Keeping it Simple
3rd time around, the learning continues. Today’s observation: as counterintuitive as it might be in the early stages of company development, I am finding myself keeping days pretty simple. I focus on one or two things in a day, and that’s kind of it. They are the one or two most important things I can possibly be thinking about, and I punt on just about everything else. I used to stress about a “to do” list that went unfinished, or an inbox that went uncleared…but not anymore. If a startup is trying to get to the promised land as fast as humanly possible…nailing the big things can put a nascent project 6 months ahead of what I’ll call the mean trajectory/timeline. Conversely, knocking down the small things is what prevents a company from derailing or losing it’s way. I believe the optimal approach, or at least my optimal approach as a founder, is to spend as little time as possible on the small things, but just enough to keep the company out of the redzone, while taking hacks every day at the one or two things that are going to get us our 6 month leaps.
Let’s make it real. I’ve had paperwork for a new bank account from SVB sitting on my desk for a week. I would never ask Doug or Eric to deal with this administrative task because our engineering effort is much more important than having a bank account.
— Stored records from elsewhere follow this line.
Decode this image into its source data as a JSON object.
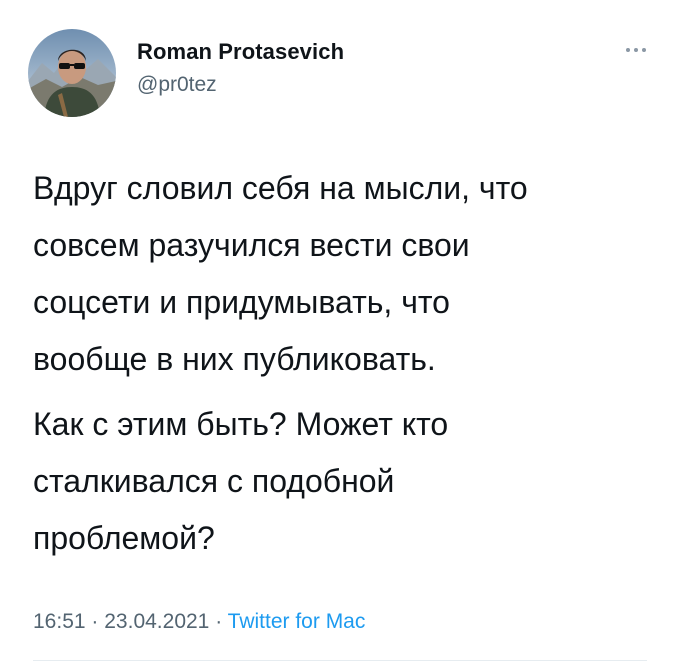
{
  "author": {
    "name": "Roman Protasevich",
    "handle": "@pr0tez",
    "avatar_icon": "profile-photo"
  },
  "more_icon": "ellipsis-icon",
  "tweet": {
    "paragraphs": [
      {
        "lines": [
          "Вдруг словил себя на мысли, что",
          "совсем разучился вести свои",
          "соцсети и придумывать, что",
          "вообще в них публиковать."
        ]
      },
      {
        "lines": [
          "Как с этим быть? Может кто",
          "сталкивался с подобной",
          "проблемой?"
        ]
      }
    ]
  },
  "meta": {
    "time": "16:51",
    "separator": "·",
    "date": "23.04.2021",
    "source": "Twitter for Mac"
  },
  "colors": {
    "text": "#0f1419",
    "secondary": "#536471",
    "link": "#1d9bf0"
  }
}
The same logic applies to a founder’s time. In a previous life, I would have stressed that “return SVB paperwork” wasn’t getting crossed off the list…but the reality is…there is no possible way that getting that bank account in place is going to push our company 6 months closer to the promised land…so I will leave that SVB paperwork sitting there until I need to wire a shit ton of venture capital into it, and then I’ll focus on it. Instead, I dismiss that “small things” voice and spend the mental energy thinking deeply about how to construct our early team. The impact that the next 3 people we bring on will have on our company is so great…almost nothing else matters at this point…especially not “return SVB paperwork.”
There is a tendency to think that crossing everything that can be done off a list is the same thing as progress…it certainly is a visualization that you are getting shit done…and I guess that can be true, but it is certainly not optimal progress. Slow down, keep your day simple, find the 6 month levers, and allow yourself the mental space to get those perfect…early days of company creation are no time for optimization and incremental wins…Developing instinct for any given effort to know without stress or deliberation if something is “now” or “later” is so valuable. Some of it comes with experience, and there aren’t a lot of shortcuts to developing it, but I am consistently amazed at how productive a simple day can be.
Its a balancing act. If you don’t setup a bank account and then miss employee checks by a few days that sucks. Nobody is likely to say anything, but they won’t feel right.
I know the pressure. We’ve been in business 9 months and haven’t printed business cards yet. Something more important has been on our plates ever day. Today must have been the 50th time I said ‘sorry’ when asked for a card following a business meeting.
On my last startup we didn’t do a good job keeping track of the first $20k in expenses. It took us longer to dig up receipts for that first $20k then the next $2m. Always a balancing act.
I know a Fortune 500 CFO whose strategy was not to reply to emails unless he received multiple from the same person. Thinking was that if it is important, they will email again. The whole concept never felt ‘right’ to me. I let some emails sit for a few days, but I get to them.
Not sure if there is a right strategy. Getting your top 1-2 priorities in a day completed is a MUST. Sometimes it just means sacrificing a bit of unavailable time to do the things you don’t want to do and that’s part of founding a startup IMO.
I like to work on these things either early in the morning before getting started or at the very end when the day’s key goals are accomplished. Even then, I agree some things won’t get done. Business cards continue to remain low on my list.